Een partij die het niet eens is met deze uitspraak voor zover deze gaat over het beroep, kan een hogerberoepschrift sturen naar de Afdeling bestuursrechtspraak van de Raad van State waarin wordt uitgelegd waarom deze partij het niet eens is met deze uitspraak voor zover deze gaat over het beroep. Het hogerberoepschrift moet worden ingediend binnen zes weken na de dag waarop deze uitspraak is verzonden. Kan de indiener de behandeling van het hoger beroep niet afwachten, omdat de zaak spoed heeft, dan kan de indiener de voorzieningenrechter van de Afdeling bestuursrechtspraak van de Raad van State vragen om een voorlopige voorziening (een tijdelijke maatregel) te treffen. Tegen deze uitspraak voor zover deze gaat over de voorlopige voorziening staat geen hoger beroep open.

Voetnoten

1.Artikel 4.3, aanhef en onder a, van de Invoeringswet Omgevingswet en zie ook de uitspraak van de Afdeling Bestuursrechtspraak van de Raad van State (Afdeling) van 3 juli 2024, ECLI:NL:RVS:2024:2645.
2.Artikel 22.1 en 22.2 van de Omgevingswet.
3.Hoofdstuk 22 van het Omgevingsplan.
4.Zie bijvoorbeeld de uitspraak van de Afdeling van 28 februari 2024, ECLI:NL:RVS:2024:844 (https://pi.rechtspraak.minjus.nl/deeplink/ecliSearch?id=ECLI:NL:RVS:2024:844) en de uitspraak van de Afdeling van 5 maart 2025, ECLI:NL:RVS:2025:678.
5.Zie bijvoorbeeld de uitspraak van de Afdeling van 8 april 2009, ECLI:NL:RVS:2009:BI0442.
6.Zie de uitspraak van de Afdeling van 3 juli 2024, ECLI:NL:RVS:2024:2720.
7.Zie bijvoorbeeld de uitspraak van de Afdeling van 8 juli 2020, ECLI:NL:RVS:2020:1600, en de uitspraak van de Afdeling van 22 januari 2025, ECLI:NL:RVS:2025:199.

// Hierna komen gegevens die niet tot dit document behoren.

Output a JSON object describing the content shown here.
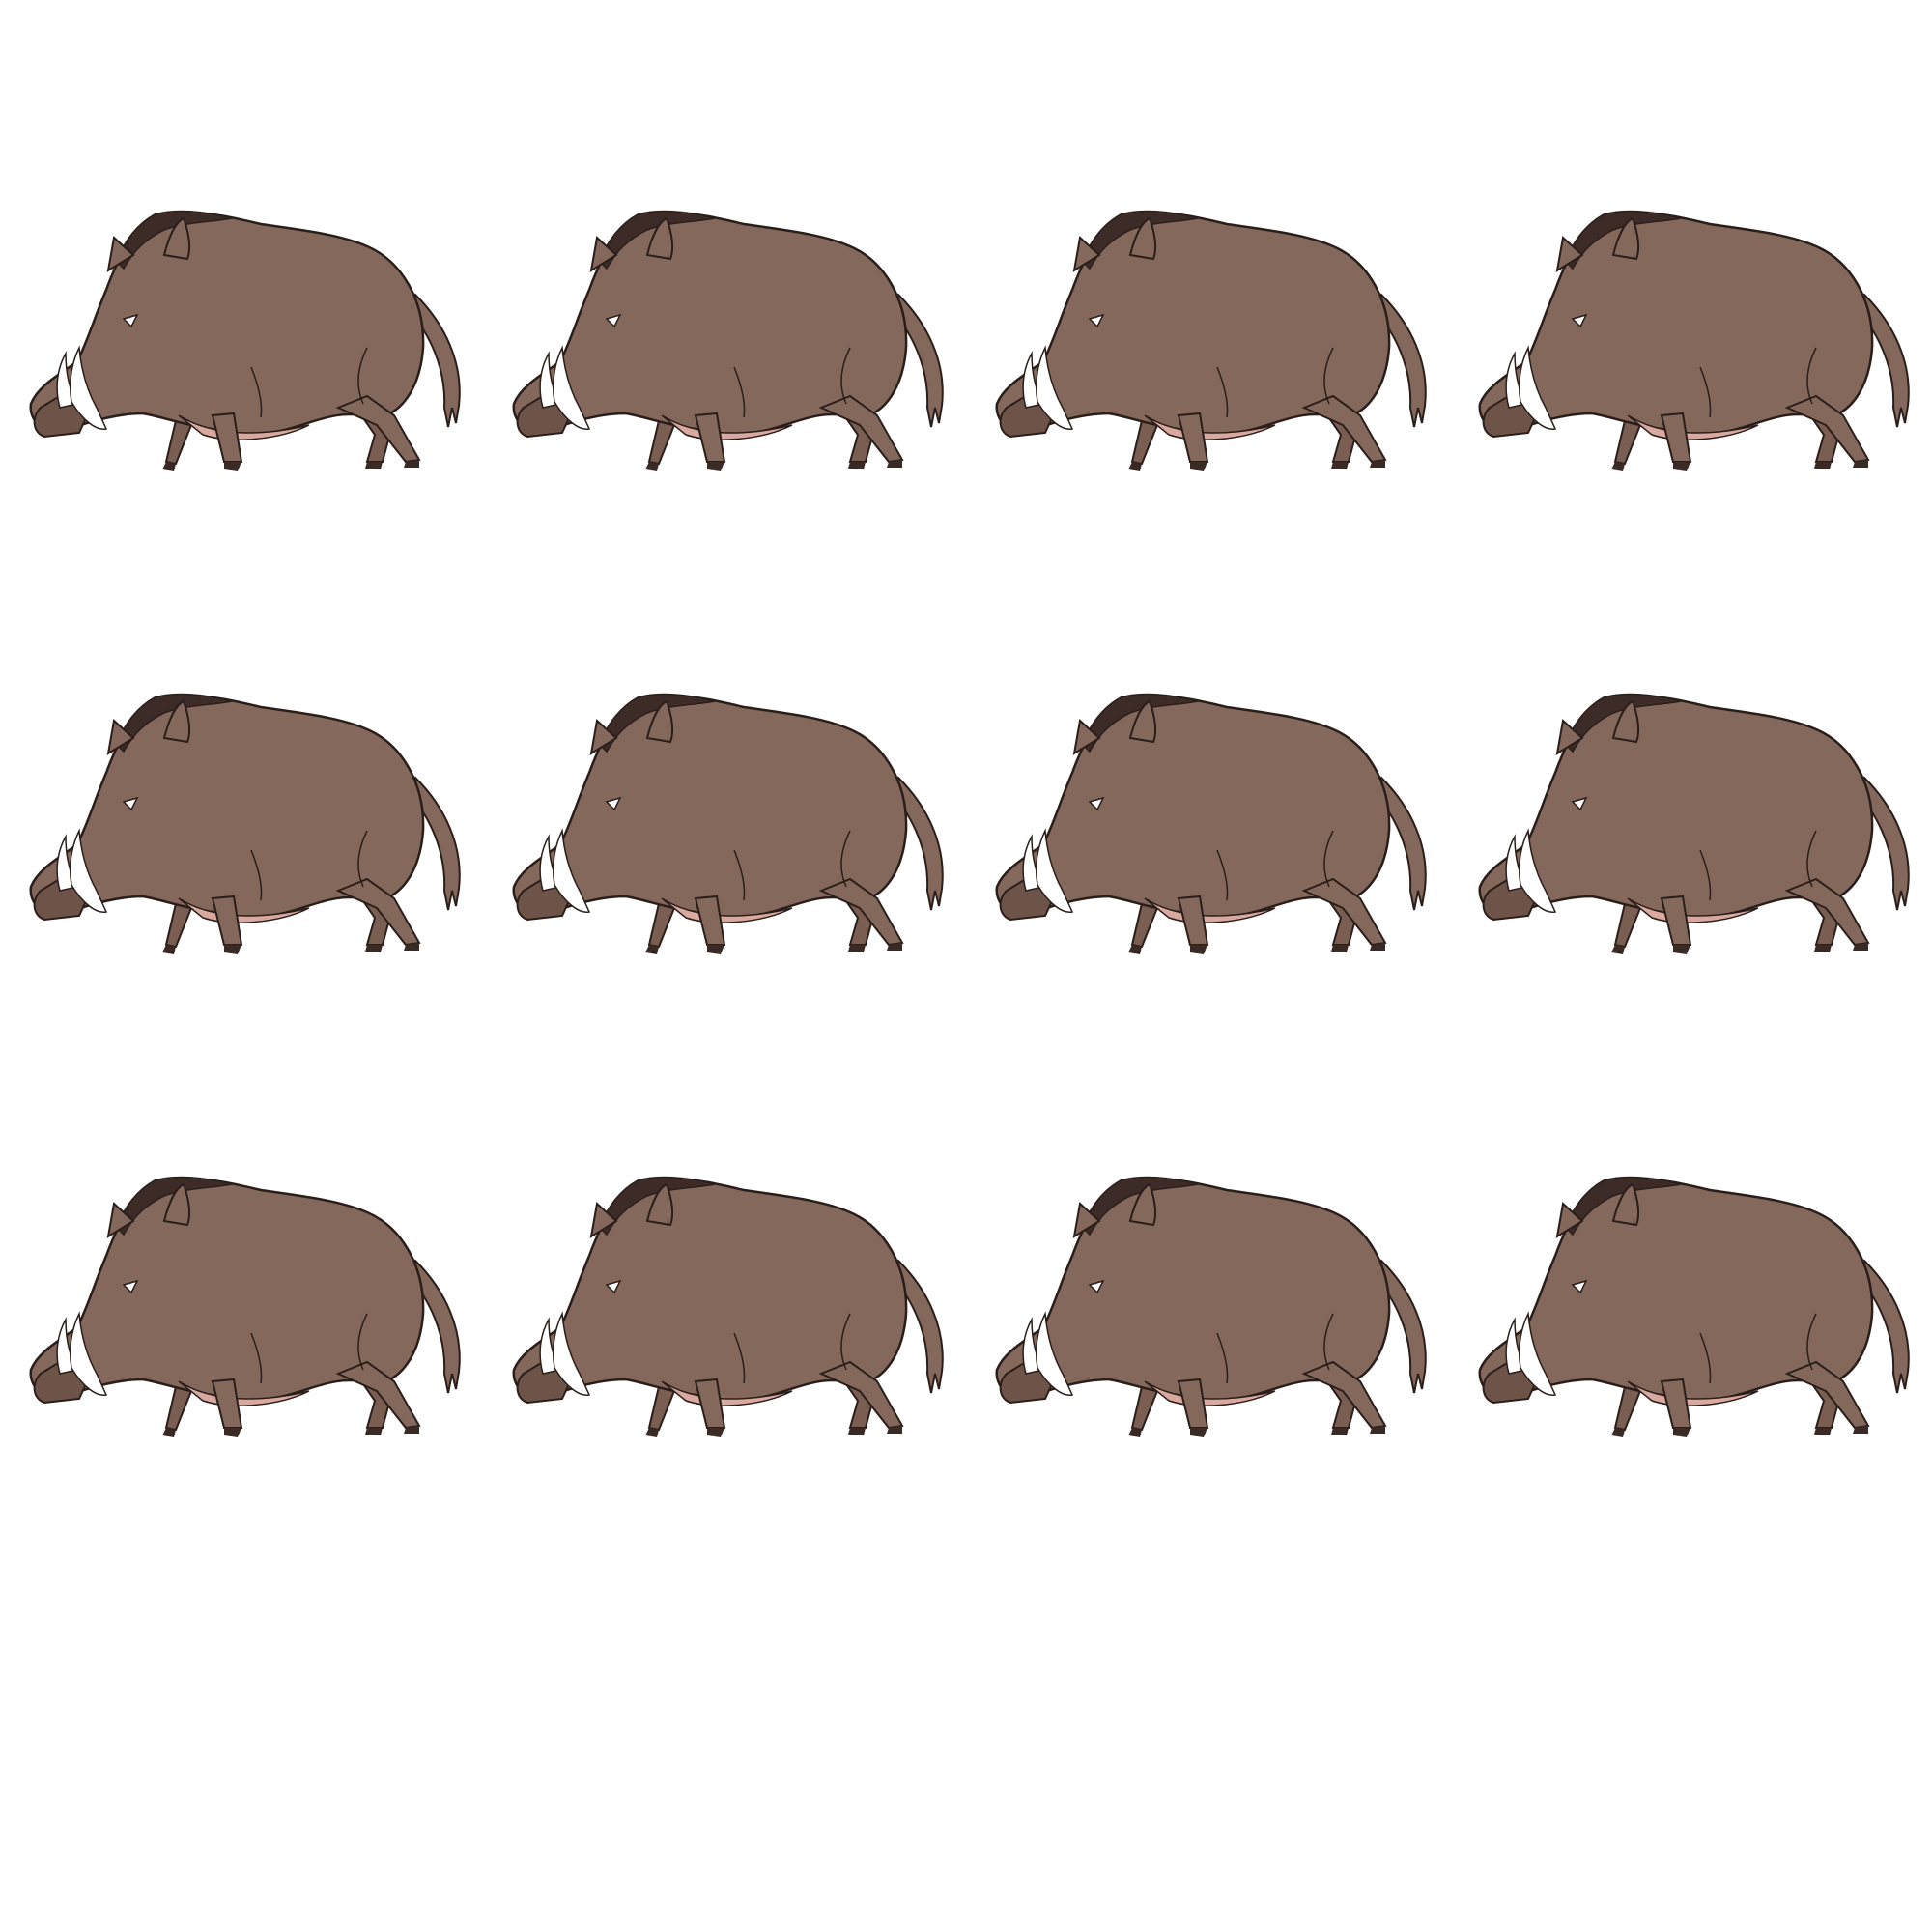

8.Zie bijvoorbeeld de uitspraak van de Afdeling van 14 augustus 2024, ECLI:NL:RVS:2024:3282.
9.Zie bijvoorbeeld de uitspraak van de Afdeling van 1 mei 2024, ECLI:NL:RVS:2024:1829.
10.Zie bijvoorbeeld de uitspraak van de Afdeling van 27 juli 2022, ECLI:NL:RVS:2022:2148.
11.Zie bijvoorbeeld de uitspraak van de Afdeling van 27 juli 2022, ECLI:NL:RVS:2022:2147.
12.Zie bijvoorbeeld de uitspraak van de Afdeling van 26 oktober 2016, ECLI:NL:RVS:2016:2797.